Task-type breakdown:
- Open Consulting questions are universally easier for DARS (top performers coverage), demonstrating strong adaptive and strategic reasoning.
- Technical Details and Literature Review questions are more challenging; Gemini Deep Research leads in technical depth, OpenAI Deep Research in synthesized literature reviews.
| System | Rubric Coverage | Faithfulness | Groundedness |
|---|---|---|---|
| OpenAI Deep Research | 0.703 | 0.80–0.86 | 0.31–0.59 |
| Gemini Deep Research | 0.693 | 0.86 | 0.59 |
| Others | 0.53–0.57 | 0.80–0.85 | 0.31–0.52 |
Other notable points:
- For all systems, performance on citation faithfulness is consistently higher than groundedness, highlighting a tendency for DARS to omit citations even when producing factual outputs.
- Open-ended questions allow top systems to demonstrate multi-step, creative, and strategic reasoning, which aligns closely with the aspirational goals of agentic research.

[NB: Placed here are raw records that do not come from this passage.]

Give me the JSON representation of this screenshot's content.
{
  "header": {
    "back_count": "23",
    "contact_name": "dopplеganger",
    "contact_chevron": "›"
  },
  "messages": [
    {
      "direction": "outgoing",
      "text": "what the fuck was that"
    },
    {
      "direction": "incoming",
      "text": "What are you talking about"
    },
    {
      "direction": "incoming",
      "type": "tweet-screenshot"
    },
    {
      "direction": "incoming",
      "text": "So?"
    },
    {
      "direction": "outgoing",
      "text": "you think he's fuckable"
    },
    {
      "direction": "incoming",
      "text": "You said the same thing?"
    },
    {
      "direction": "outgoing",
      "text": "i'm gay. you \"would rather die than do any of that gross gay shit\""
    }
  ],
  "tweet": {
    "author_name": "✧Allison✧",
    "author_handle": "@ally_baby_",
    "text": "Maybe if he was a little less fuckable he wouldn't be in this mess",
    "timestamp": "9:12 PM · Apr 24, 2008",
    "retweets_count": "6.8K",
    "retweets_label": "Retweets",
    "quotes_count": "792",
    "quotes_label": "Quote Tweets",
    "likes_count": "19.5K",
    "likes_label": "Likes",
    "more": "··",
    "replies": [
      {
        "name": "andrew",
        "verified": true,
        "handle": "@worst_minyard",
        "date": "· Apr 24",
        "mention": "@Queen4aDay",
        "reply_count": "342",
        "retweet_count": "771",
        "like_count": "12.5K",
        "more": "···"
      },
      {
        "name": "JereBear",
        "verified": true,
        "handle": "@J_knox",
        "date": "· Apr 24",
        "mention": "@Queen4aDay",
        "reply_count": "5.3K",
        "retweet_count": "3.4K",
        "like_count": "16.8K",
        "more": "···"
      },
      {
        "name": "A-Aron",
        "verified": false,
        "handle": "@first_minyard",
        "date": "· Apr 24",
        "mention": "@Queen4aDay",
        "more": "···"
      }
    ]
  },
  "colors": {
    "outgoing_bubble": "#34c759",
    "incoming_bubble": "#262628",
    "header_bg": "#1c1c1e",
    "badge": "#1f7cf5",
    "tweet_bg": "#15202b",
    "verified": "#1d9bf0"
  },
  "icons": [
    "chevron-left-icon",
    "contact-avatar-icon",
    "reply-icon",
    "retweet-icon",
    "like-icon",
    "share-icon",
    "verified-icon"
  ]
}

5. Access, Extension, and Research Workflow
The benchmark, along with expert rubrics, judge prompts, and evaluation code, is open-sourced at https://github.com/GAIR-NLP/ResearcherBench (Xu et al., 22 Jul 2025).

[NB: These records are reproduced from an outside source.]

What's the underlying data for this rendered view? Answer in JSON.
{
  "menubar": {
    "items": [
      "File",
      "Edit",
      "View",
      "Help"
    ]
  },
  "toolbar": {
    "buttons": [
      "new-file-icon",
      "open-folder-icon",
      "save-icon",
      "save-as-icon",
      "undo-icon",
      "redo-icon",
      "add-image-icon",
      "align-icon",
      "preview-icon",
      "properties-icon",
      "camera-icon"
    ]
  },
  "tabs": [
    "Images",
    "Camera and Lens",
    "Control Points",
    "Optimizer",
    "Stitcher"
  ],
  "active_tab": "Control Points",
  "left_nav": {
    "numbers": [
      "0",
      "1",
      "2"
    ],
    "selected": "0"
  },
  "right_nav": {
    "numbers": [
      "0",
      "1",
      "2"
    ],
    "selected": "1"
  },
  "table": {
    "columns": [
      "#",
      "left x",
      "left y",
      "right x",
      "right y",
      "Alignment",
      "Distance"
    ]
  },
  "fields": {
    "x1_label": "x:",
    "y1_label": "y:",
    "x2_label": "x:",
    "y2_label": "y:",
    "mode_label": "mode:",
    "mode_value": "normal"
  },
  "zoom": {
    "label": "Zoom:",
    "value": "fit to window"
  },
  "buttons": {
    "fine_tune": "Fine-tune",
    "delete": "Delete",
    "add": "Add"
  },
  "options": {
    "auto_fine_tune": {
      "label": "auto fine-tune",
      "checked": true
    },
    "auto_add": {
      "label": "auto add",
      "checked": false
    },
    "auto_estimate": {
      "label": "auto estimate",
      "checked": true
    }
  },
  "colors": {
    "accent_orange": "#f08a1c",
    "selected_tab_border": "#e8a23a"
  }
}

Researchers are enabled to:
- Run evaluations on new or customized DARS by using standardized scripts for data collection, insight rubric assessment, and factual verification.
- Add new tasks, extend rubrics, or experiment with alternative evaluation metrics and judge-model implementations.
- Apply the framework to emerging research domains beyond core AI by designing appropriate task and rubric structures grounded in authentic scientific workflows.
6. Implications, Limitations, and Future Directions
DeepResearchBench reorients the field away from purely retrieval-based or summarization-centric evaluation toward a direct measurement of conceptual understanding, methodological synthesis, and originality—factors vital for genuine scientific collaboration.
Implications:
- DARS with high performance on DeepResearchBench move closer to AI research systems capable of autonomous self-improvement and methodological innovation in alignment with long-term visions of AI-assisted science.
- The dual-metric framework provides direct feedback for improving both insight richness and citation discipline within research workflows.
Limitations and Extensions:
- The evaluation protocol centers on AI research scenarios and open-ended scientific questions; its generalizability to clinical, legal, or engineering domains requires domain-specific adaptations.
- The current dataset size (~65 tasks) offers a focused but not exhaustive challenge set; continual expansion and periodic refreshment are needed to maintain coverage of new scientific frontiers and methodologies.
- The evaluation of uncited factual statements remains an open area—future benchmarks may further incentivize citation completeness or develop mechanisms for verifying ungrounded reasoning chains.
By centering the evaluation on “understanding, insight, and innovation” and automating detailed, expert-grounded assessment workflows, DeepResearchBench establishes a rigorous foundation for next-generation AI research assistants and fosters new patterns of AI-human scientific collaboration (Xu et al., 22 Jul 2025).